Enregistrement du séminaire)

B/ La pompe spéculative de la Phénoménologie de l'esprit: l'Introduction idéaliste post-kantienne, et ce que Brandom y a lu, de son point de vue pragmatiste

1. Pourquoi l'Introduction et non la Préface? Brandom, en pragmatiste avoué, préfère le processus de détermination du contenu conceptuel à l'affirmation essentialiste de la rationalité du réel: privilégier jusqu'à l'en séparer la "première partie" (Phénoménologie) de la "deuxième partie (Logique) du "Système de la science". La notion-clé de semantic descent et le prétendu contresens de Brandom sur Hegel (McDowell).

2. Comment sauter dans l'Absolu, si on y est toujours déjà tombé? "Première partie" orpheline, "Préface" inutile, "introduction" autoréfutante, mais aussi "Concept préliminaire" simplement historique et extérieurement rationnel chez Hegel. La fin est dans le commencement et la réflexion totalisante. Un livre "moderne" (ou post-moderne?) ne se lit pas, il se re-lit.

3. La controverse sur la place de la Phénoménologie dans le "système" (i.e. dans l'Encyclopédie des sciences philosophiques): la solution philosophique habituelle. La solution métaphilosophique plus substantielle: lecture du §25 de l'Encyclopédie et de la remarque. L'enjeu spécifiquement moderne de l'objectivité du savoir (d'une intentionnalité et d'une référence "réelles").

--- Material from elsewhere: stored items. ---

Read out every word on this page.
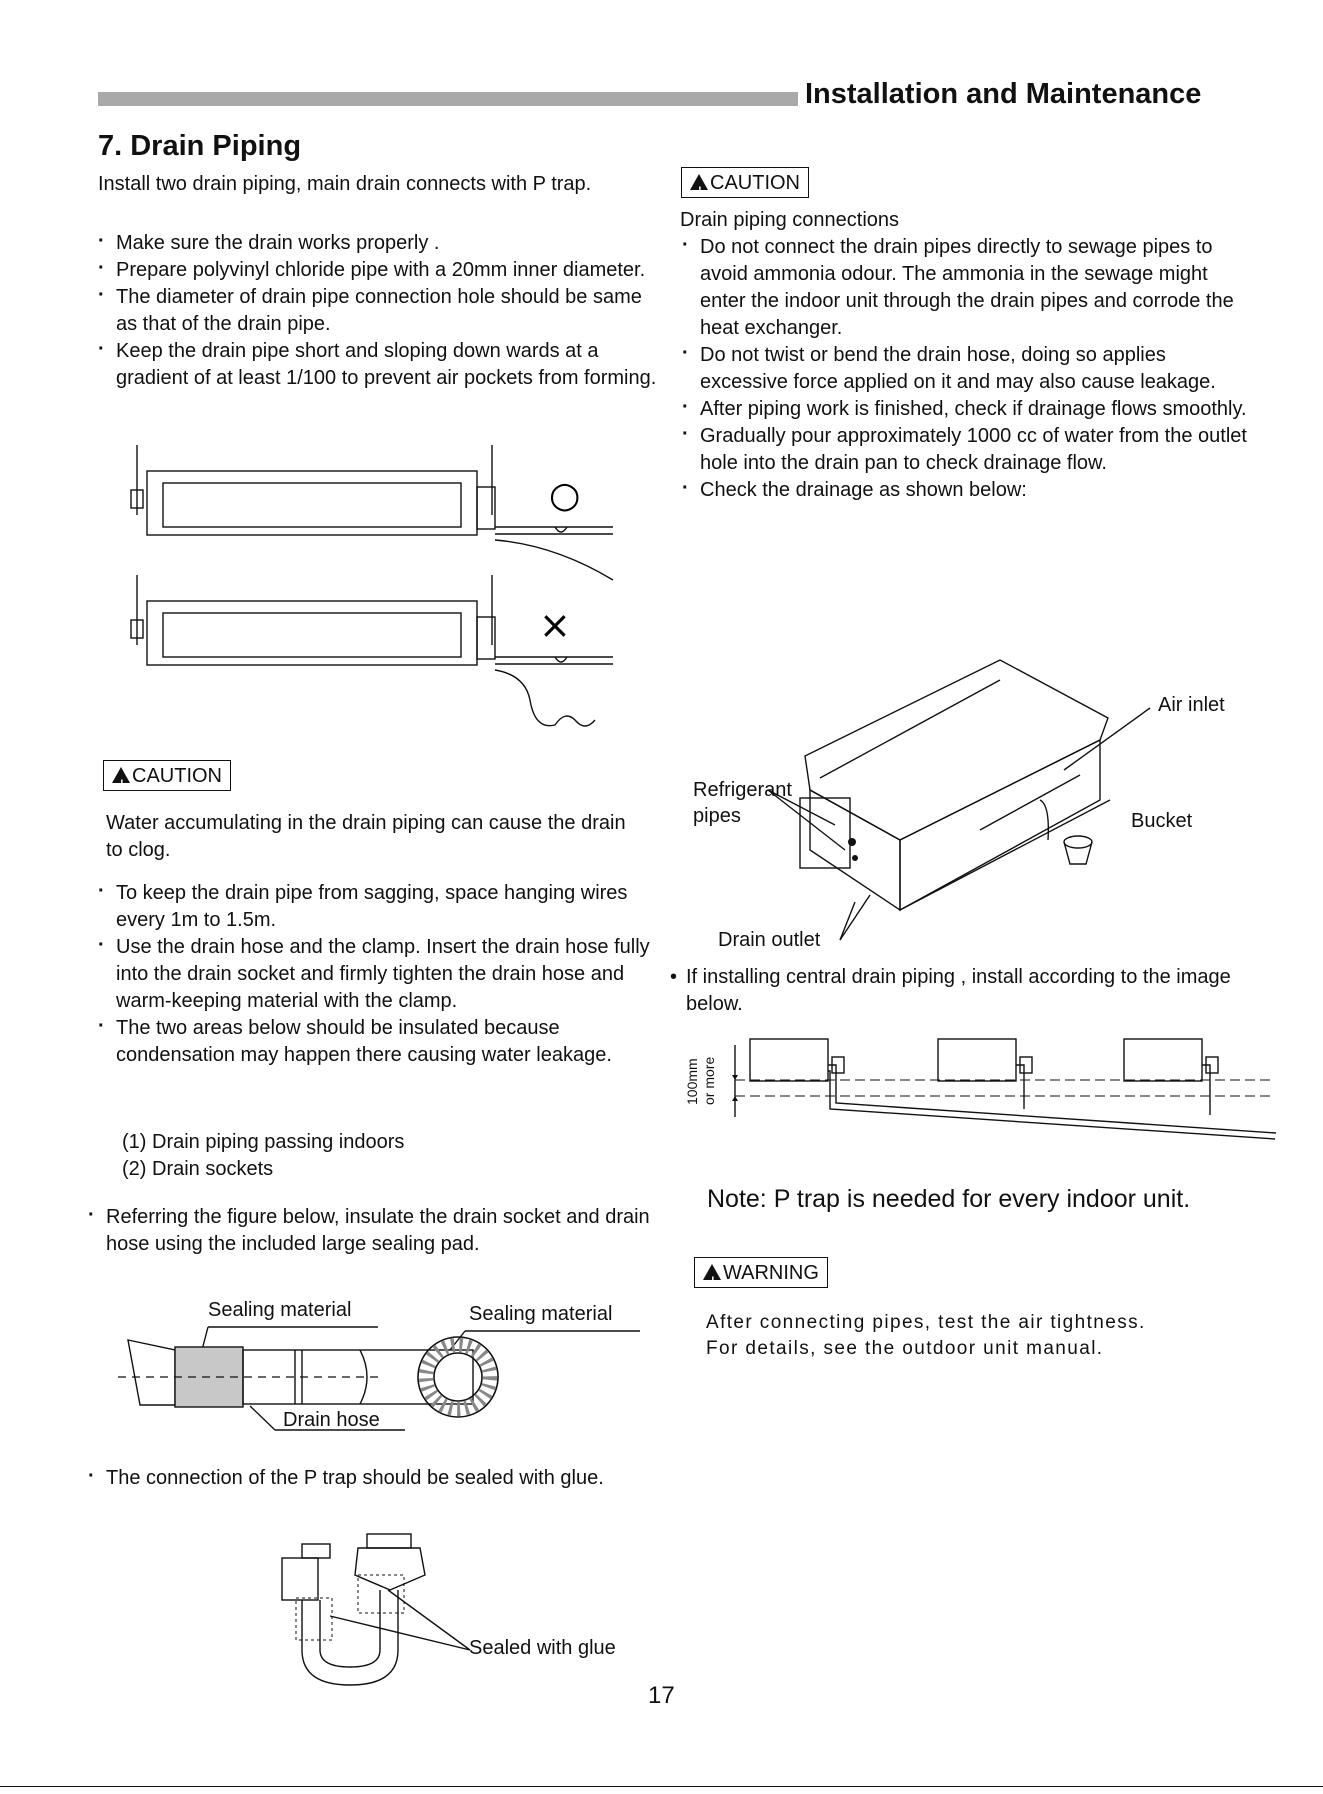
Installation and Maintenance
7. Drain Piping
Install two drain piping, main drain connects with P trap.
· Make sure the drain works properly .
· Prepare polyvinyl chloride pipe with a 20mm inner diameter.
· The diameter of drain pipe connection hole should be same as that of the drain pipe.
· Keep the drain pipe short and sloping down wards at a gradient of at least 1/100 to prevent air pockets from forming.
○
×
! CAUTION
Water accumulating in the drain piping can cause the drain to clog.
· To keep the drain pipe from sagging, space hanging wires every 1m to 1.5m.
· Use the drain hose and the clamp. Insert the drain hose fully into the drain socket and firmly tighten the drain hose and warm-keeping material with the clamp.
· The two areas below should be insulated because condensation may happen there causing water leakage.
(1) Drain piping passing indoors
(2) Drain sockets
· Referring the figure below, insulate the drain socket and drain hose using the included large sealing pad.
Sealing material	Sealing material
Drain hose
· The connection of the P trap should be sealed with glue.
Sealed with glue
17
! CAUTION
Drain piping connections
· Do not connect the drain pipes directly to sewage pipes to avoid ammonia odour. The ammonia in the sewage might enter the indoor unit through the drain pipes and corrode the heat exchanger.
· Do not twist or bend the drain hose, doing so applies excessive force applied on it and may also cause leakage.
· After piping work is finished, check if drainage flows smoothly.
· Gradually pour approximately 1000 cc of water from the outlet hole into the drain pan to check drainage flow.
· Check the drainage as shown below:
Air inlet
Refrigerant pipes	Bucket
Drain outlet
• If installing central drain piping , install according to the image below.
100mm or more
Note: P trap is needed for every indoor unit.
! WARNING
After connecting pipes, test the air tightness.
For details, see the outdoor unit manual.
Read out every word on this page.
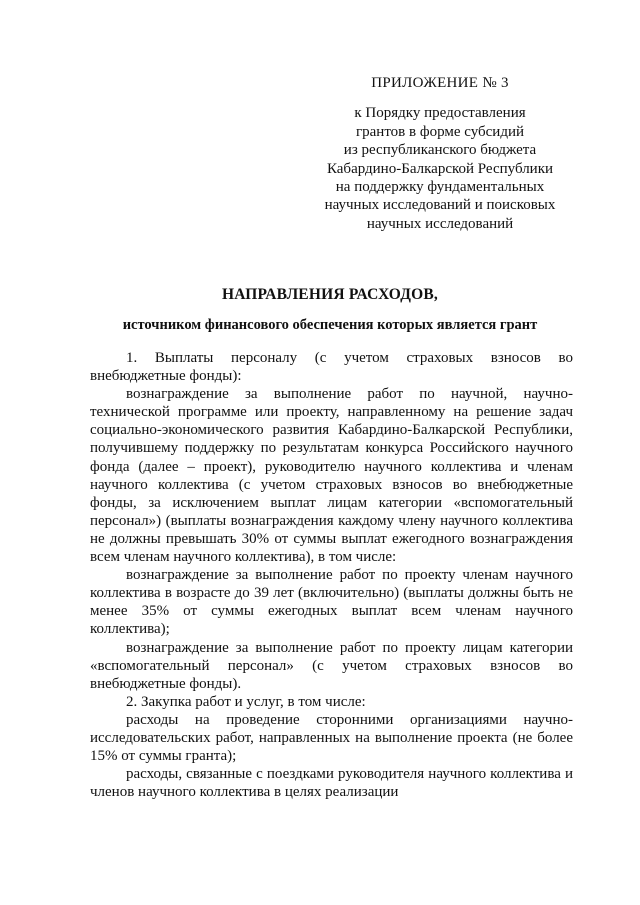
ПРИЛОЖЕНИЕ № 3
к Порядку предоставления
грантов в форме субсидий
из республиканского бюджета
Кабардино-Балкарской Республики
на поддержку фундаментальных
научных исследований и поисковых
научных исследований
НАПРАВЛЕНИЯ РАСХОДОВ,
источником финансового обеспечения которых является грант

1. Выплаты персоналу (с учетом страховых взносов во внебюджетные фонды):

вознаграждение за выполнение работ по научной, научно-технической программе или проекту, направленному на решение задач социально-экономического развития Кабардино-Балкарской Республики, получившему поддержку по результатам конкурса Российского научного фонда (далее – проект), руководителю научного коллектива и членам научного коллектива (с учетом страховых взносов во внебюджетные фонды, за исключением выплат лицам категории «вспомогательный персонал») (выплаты вознаграждения каждому члену научного коллектива не должны превышать 30% от суммы выплат ежегодного вознаграждения всем членам научного коллектива), в том числе:

вознаграждение за выполнение работ по проекту членам научного коллектива в возрасте до 39 лет (включительно) (выплаты должны быть не менее 35% от суммы ежегодных выплат всем членам научного коллектива);

вознаграждение за выполнение работ по проекту лицам категории «вспомогательный персонал» (с учетом страховых взносов во внебюджетные фонды).

2. Закупка работ и услуг, в том числе:

расходы на проведение сторонними организациями научно-исследовательских работ, направленных на выполнение проекта (не более 15% от суммы гранта);

расходы, связанные с поездками руководителя научного коллектива и членов научного коллектива в целях реализации
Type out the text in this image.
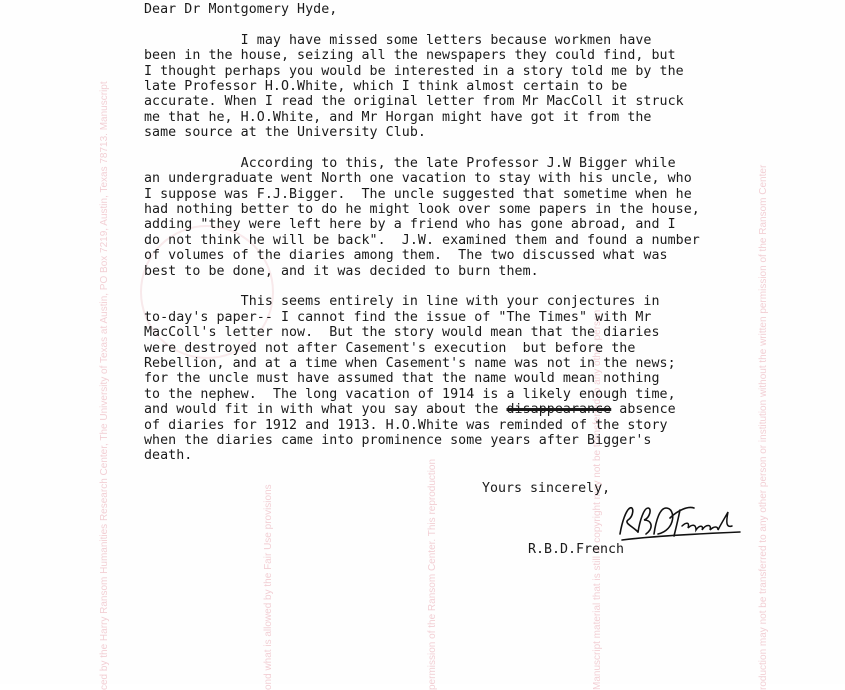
ced by the Harry Ransom Humanities Research Center, The University of Texas at Austin, PO Box 7219, Austin, Texas 78713. Manuscript	ond what is allowed by the Fair Use provisions	permission of the Ransom Center. This reproduction	Manuscript material that is still in copyright may not be transferred to any other person	roduction may not be transferred to any other person or institution without the written permission of the Ransom Center
Dear Dr Montgomery Hyde,
I may have missed some letters because workmen have
been in the house, seizing all the newspapers they could find, but
I thought perhaps you would be interested in a story told me by the
late Professor H.O.White, which I think almost certain to be
accurate. When I read the original letter from Mr MacColl it struck
me that he, H.O.White, and Mr Horgan might have got it from the
same source at the University Club.
According to this, the late Professor J.W Bigger while
an undergraduate went North one vacation to stay with his uncle, who
I suppose was F.J.Bigger.  The uncle suggested that sometime when he
had nothing better to do he might look over some papers in the house,
adding "they were left here by a friend who has gone abroad, and I
do not think he will be back".  J.W. examined them and found a number
of volumes of the diaries among them.  The two discussed what was
best to be done, and it was decided to burn them.
This seems entirely in line with your conjectures in
to-day's paper-- I cannot find the issue of "The Times" with Mr
MacColl's letter now.  But the story would mean that the diaries
were destroyed not after Casement's execution  but before the
Rebellion, and at a time when Casement's name was not in the news;
for the uncle must have assumed that the name would mean nothing
to the nephew.  The long vacation of 1914 is a likely enough time,
and would fit in with what you say about the disappearance absence
of diaries for 1912 and 1913. H.O.White was reminded of the story
when the diaries came into prominence some years after Bigger's
death.
Yours sincerely,
R.B.D.French
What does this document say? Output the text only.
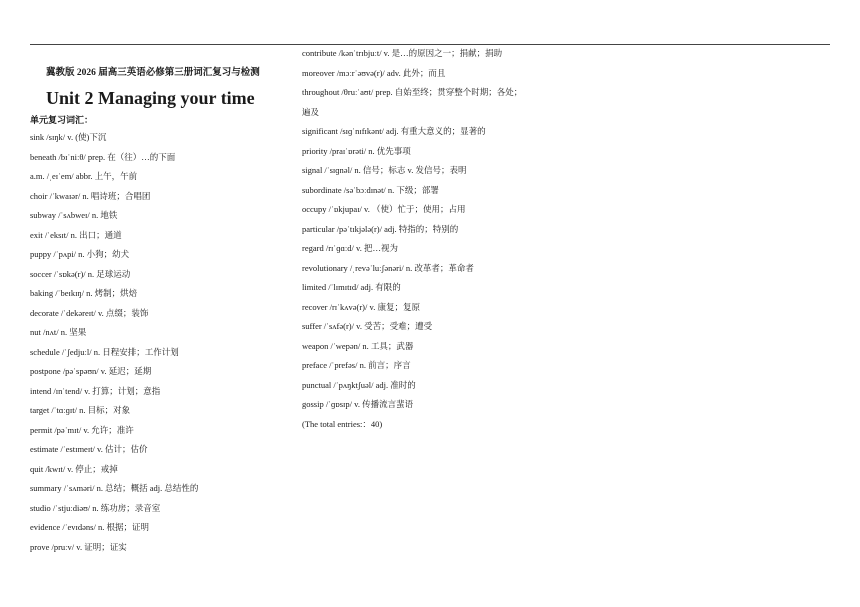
冀教版 2026 届高三英语必修第三册词汇复习与检测
Unit 2 Managing your time
单元复习词汇：
sink /sɪŋk/ v. (使)下沉
beneath /bɪˈniːθ/ prep. 在（往）…的下面
a.m. /ˌeɪˈem/ abbr. 上午，午前
choir /ˈkwaɪər/ n. 唱诗班；合唱团
subway /ˈsʌbweɪ/ n. 地铁
exit /ˈeksɪt/ n. 出口；通道
puppy /ˈpʌpi/ n. 小狗；幼犬
soccer /ˈsɒkə(r)/ n. 足球运动
baking /ˈbeɪkɪŋ/ n. 烤制；烘焙
decorate /ˈdekəreɪt/ v. 点缀；装饰
nut /nʌt/ n. 坚果
schedule /ˈʃedjuːl/ n. 日程安排；工作计划
postpone /pəˈspəʊn/ v. 延迟；延期
intend /ɪnˈtend/ v. 打算；计划；意指
target /ˈtɑːɡɪt/ n. 目标；对象
permit /pəˈmɪt/ v. 允许；准许
estimate /ˈestɪmeɪt/ v. 估计；估价
quit /kwɪt/ v. 停止；戒掉
summary /ˈsʌməri/ n. 总结；概括 adj. 总结性的
studio /ˈstjuːdiəʊ/ n. 练功房；录音室
evidence /ˈevɪdəns/ n. 根据；证明
prove /pruːv/ v. 证明；证实
contribute /kənˈtrɪbjuːt/ v. 是…的原因之一；捐献；捐助
moreover /mɔːrˈəʊvə(r)/ adv. 此外；而且
throughout /θruːˈaʊt/ prep. 自始至终；贯穿整个时期；各处；
遍及
significant /sɪɡˈnɪfɪkənt/ adj. 有重大意义的；显著的
priority /praɪˈɒrəti/ n. 优先事项
signal /ˈsɪɡnəl/ n. 信号；标志 v. 发信号；表明
subordinate /səˈbɔːdɪnət/ n. 下级；部署
occupy /ˈɒkjupaɪ/ v. （使）忙于；使用；占用
particular /pəˈtɪkjələ(r)/ adj. 特指的；特别的
regard /rɪˈɡɑːd/ v. 把…视为
revolutionary /ˌrevəˈluːʃənəri/ n. 改革者；革命者
limited /ˈlɪmɪtɪd/ adj. 有限的
recover /rɪˈkʌvə(r)/ v. 康复；复原
suffer /ˈsʌfə(r)/ v. 受苦；受难；遭受
weapon /ˈwepən/ n. 工具；武器
preface /ˈprefəs/ n. 前言；序言
punctual /ˈpʌŋktʃuəl/ adj. 准时的
gossip /ˈɡɒsɪp/ v. 传播流言蜚语
(The total entries:：40)
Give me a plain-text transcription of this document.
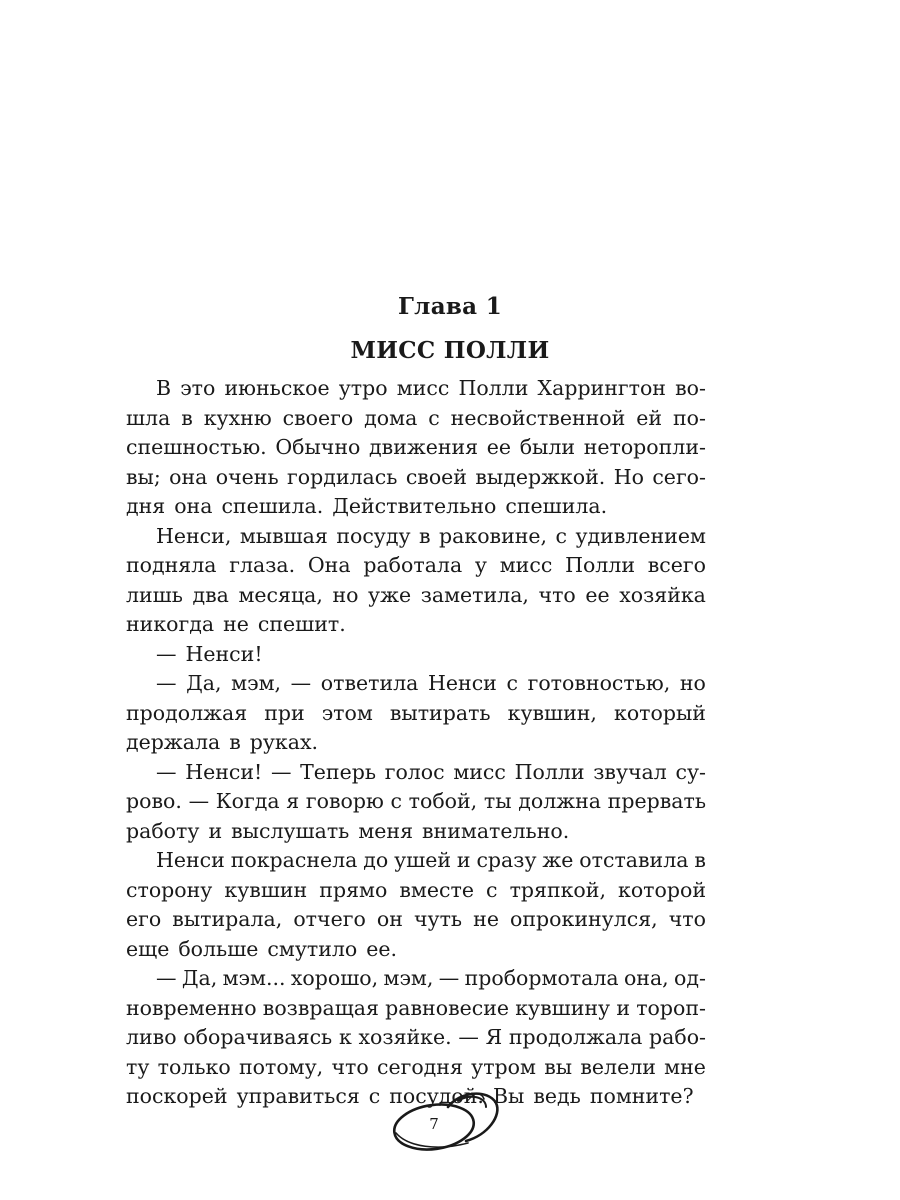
Глава 1
МИСС ПОЛЛИ
В это июньское утро мисс Полли Харрингтон во-
шла в кухню своего дома с несвойственной ей по-
спешностью. Обычно движения ее были неторопли-
вы; она очень гордилась своей выдержкой. Но сего-
дня она спешила. Действительно спешила.
Ненси, мывшая посуду в раковине, с удивлением
подняла глаза. Она работала у мисс Полли всего
лишь два месяца, но уже заметила, что ее хозяйка
никогда не спешит.
— Ненси!
— Да, мэм, — ответила Ненси с готовностью, но
продолжая при этом вытирать кувшин, который
держала в руках.
— Ненси! — Теперь голос мисс Полли звучал су-
рово. — Когда я говорю с тобой, ты должна прервать
работу и выслушать меня внимательно.
Ненси покраснела до ушей и сразу же отставила в
сторону кувшин прямо вместе с тряпкой, которой
его вытирала, отчего он чуть не опрокинулся, что
еще больше смутило ее.
— Да, мэм... хорошо, мэм, — пробормотала она, од-
новременно возвращая равновесие кувшину и тороп-
ливо оборачиваясь к хозяйке. — Я продолжала рабо-
ту только потому, что сегодня утром вы велели мне
поскорей управиться с посудой. Вы ведь помните?
7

4. Les six thèses fondamentales de l'Einleitung

  • Il ne peut pas y avoir de critique préalable de ce qui sert à saisir la vérité: la connaissance ni un outil ni un filtre. L'"en soi" ne s'oppose pas au "pour moi", l'en soi est pour moi. Hegel est  post-kantien en ce qu'il réfute l'indépendance ontologique de la chose-en-soi comme de toute vérité ou Absolu séparés de la connaissance (PhE, p.117).
  • Ce qu'on juge d'habitude être une simple apparence de savoir est l'apparition du savoir. On ne peut donc  se proposer que d'"exposer le savoir dans le processus de son apparition phénoménale" (PhE p.119), jusqu'à ce que la totalité réfléchie de cette apparition phénoménale manifeste l'essence. Exposer ce processus c'est exposer la "science de l'expérience (Erfahrung) de la conscience" (PhE, p.127-128). Les moments du Tout (du Vrai, de l'Absolu) ne sont donc que des figures de la conscience.
  • Sur le chemin de l'en soi, ou de l'objet vrai, la conscience, certaine au départ, perd nécessairement sa vérité: c'est un chemin autant de doute objectif (scepticisme) que de désespoir subjectif (tragique, car une conscience meurt nécessairement à soi en atteignant le concept de l'objet). Mais c'est en même temps le chemin des figures véritables de la "culture" (Bildung) (PhE, p.120), car la conscience devient toujours plus cohérente avec elle-même en étant toujours plus objective.
  • Pour nous qui connaissons quoique de façon seulement formelle, vers quelle fin tend ce processus (le Vrai, le Tout comme Absolu), notre point de vue est celui du narrateur omniscient du "roman de formation" (Bildungsroman) de la conscience. Mais c'est la "conscience malheureuse" qui passe par tous les degrés du désespoir qui lui donne son contenu concret, et qui est l'héroïne du roman. Il faut donc opposer le point de vue du "pour nous" et celui du "pour soi", qui ne coïncident qu'à la fin dans le "savoir absolu".
  • La négation double qui se manifeste dans ce processus (eu égard à une "figure" périmée de la conscience et à une version périmée de l'objet) est en même temps la détermination véritable du contenu conceptuel. (Omnis) determinatio est negatio (duplex).
  • Enfin, le moteur du processus (entre certitude et apparence pour soi, et vérité-objectivité de l'en soi) est une oscillation "dialectique" (PhE, p.125) entre: a) ceci qu'il y a quelque chose pour une conscience" (ce à quoi se réfère un savoir en le distinguant comme son objet); et b) distingué de ce savoir, c'est-à-dire du simple concept de l'objet et posé comme étant en soi, la vérité dudit savoir. Mais cet en soi (cf. la thèse anti-kantienne initiale) n'a jamais été qu'un en soi pour moi! Aussi a) le critère de la vérité est-il toujours interne à la réflexion de la conscience en tant qu'elle se rapporte à ce qui est en soi pour elle; b) chaque fois que son savoir se modifie dans et par cette comparaison, l'objet se modifie aussi: "un nouvel objet vrai surgit" (PhE, p.125) et, du même coup, avec ce nouvel objet qui apparaît "dans le dos" de la conscience, à son insu, (PhE, p.127 et Encyclopédie §25) surgit une "nouvelle figure" de cette dernière, etc. 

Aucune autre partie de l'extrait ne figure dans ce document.